L’homme répétait le même nom pendant trois jours d’affilée, mais ni les médecins ni les proches ne comprenaient qui il appelait

Le docteur Harrison réfléchit un instant. Cela faisait vingt-deux ans qu’il travaillait en réanimation, et il avait vu à peu près tout. Pourtant, cette demande était inhabituelle. Il regarda les chiffres sur les moniteurs de Jon, qui n’avaient cessé de baisser ces derniers jours : le rythme cardiaque était faible, la tension basse, et l’activité cérébrale diminuait peu à peu.

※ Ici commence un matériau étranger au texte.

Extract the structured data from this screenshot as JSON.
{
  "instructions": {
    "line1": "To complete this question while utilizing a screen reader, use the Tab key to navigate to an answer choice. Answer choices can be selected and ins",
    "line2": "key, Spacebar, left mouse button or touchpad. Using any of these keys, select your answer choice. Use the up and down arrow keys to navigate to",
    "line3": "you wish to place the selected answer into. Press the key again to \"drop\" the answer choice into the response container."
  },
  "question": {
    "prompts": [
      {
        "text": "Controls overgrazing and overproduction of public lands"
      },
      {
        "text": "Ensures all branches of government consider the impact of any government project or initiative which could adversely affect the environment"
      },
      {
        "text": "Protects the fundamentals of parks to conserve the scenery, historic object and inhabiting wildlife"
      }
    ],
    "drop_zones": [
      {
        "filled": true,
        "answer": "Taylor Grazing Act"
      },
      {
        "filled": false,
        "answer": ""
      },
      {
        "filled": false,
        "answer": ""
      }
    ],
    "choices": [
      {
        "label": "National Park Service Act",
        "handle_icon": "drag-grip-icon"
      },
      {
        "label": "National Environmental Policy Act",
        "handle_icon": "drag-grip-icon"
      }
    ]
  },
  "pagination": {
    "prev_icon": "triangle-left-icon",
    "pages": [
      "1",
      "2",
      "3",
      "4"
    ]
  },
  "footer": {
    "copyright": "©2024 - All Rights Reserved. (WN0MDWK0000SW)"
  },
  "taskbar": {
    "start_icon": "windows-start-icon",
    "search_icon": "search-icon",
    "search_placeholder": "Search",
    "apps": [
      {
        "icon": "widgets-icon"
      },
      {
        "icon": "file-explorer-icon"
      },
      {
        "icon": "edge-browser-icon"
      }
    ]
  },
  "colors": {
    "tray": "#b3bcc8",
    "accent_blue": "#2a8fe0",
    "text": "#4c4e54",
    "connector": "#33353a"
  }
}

– En temps normal, nous n’autorisons pas les animaux dans ce service, dit-il lentement. Mais vu l’état de votre mari… disons que nous devons tout essayer.

Sarah le remercia, les larmes aux yeux. Michael était déjà au téléphone avec l’employeur pour organiser les détails. Il s’avéra que le chien vivait dans l’arrière-cour de l’atelier, et l’un des collègues de Jon promit de l’amener immédiatement.

Environ une heure plus tard, la porte de la chambre s’ouvrit. Un homme entra, tenant un chien en laisse. Tous les présents se turent. L’animal était agité, les oreilles dressées, le nez frémissant, comme s’il cherchait quelque chose dans l’air. Il regarda autour de lui, vit des visages inconnus, des équipements brillants, des moniteurs, et sa queue s’affaissa mollement.

Mais ensuite, son regard tomba sur l’homme allongé dans le lit.

Le chien se figea. Pendant une seconde entière, il ne bougea pas du tout, comme s’il n’en croyait pas ses yeux. Puis il se mit à s’approcher du lit, d’un pas léger, presque craintif. La laisse tinta, mais l’homme qui la tenait la lâcha.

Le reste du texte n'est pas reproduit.